I got one last summer, and my experience foreshadows Cisco's decision to end the line. It was a great piece of technology - worked well, easy to use, and took high enough quality video for what I needed - but I could not get in the habit of carrying another dedicated piece of technology at all times. If I need a quick spur-of-the-moment video, I use my iPhone. If I need something more sophisticated, I usually have enough advance notice to bring a full camcorder along. Apparently this was the general consensus, and the Flip is joining the list of useful-but-obsolete gadgets.
The second article shows how design firm Artefact is moving in the opposite direction; their goal is to create the first "smart camera".

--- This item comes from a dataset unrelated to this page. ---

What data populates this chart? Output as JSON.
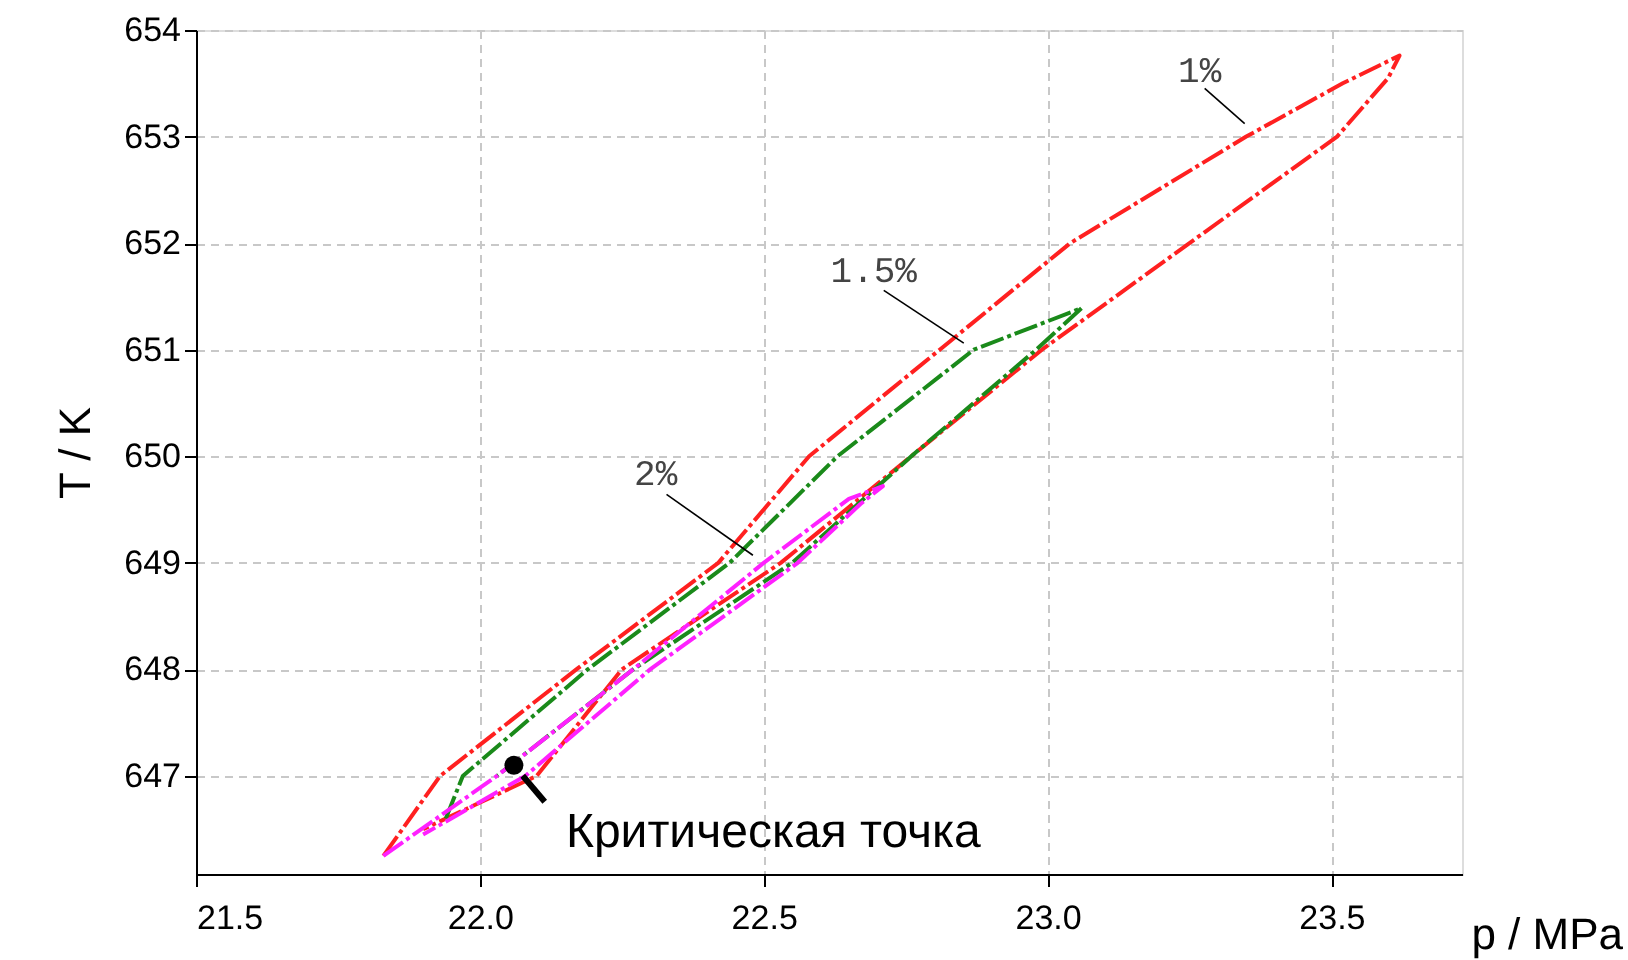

Working on the "If you can't beat 'em, join 'em" philosophy, Artefact's plan is to make digital cameras more like smartphones. This would introduce such features as wireless handheld viewfinders (that look suspiciously like a smartphone), touchscreen controls, accelerometers, and dedicated apps.
The idea of integrating apps is potentially the most revolutionary. The primary reason most people use their phone instead of a stand-alone camera is the phone makes it easier to edit, organize, and share photos without having to transfer files to a computer first. If my camera had a direct connection to Facebook (or Picasa, or Flicker, or my company's website) and native photo editing software, the smartphone loses that advantage. Now the decision comes down to the photo quality I need; for most consumers the smartphone will be enough, but for professionals and hobbyists the full camera - complete with interchangeable lenses! - wins hands down.
What is notable about both these articles is that the changes they describe were motivated or inspired by smartphone adoption. We are evolving towards increasingly multi-functional, omnipresent, always connected devices. As marketers this should influence whether you create your sales tools as stand alone resources or dedicated smartphone apps.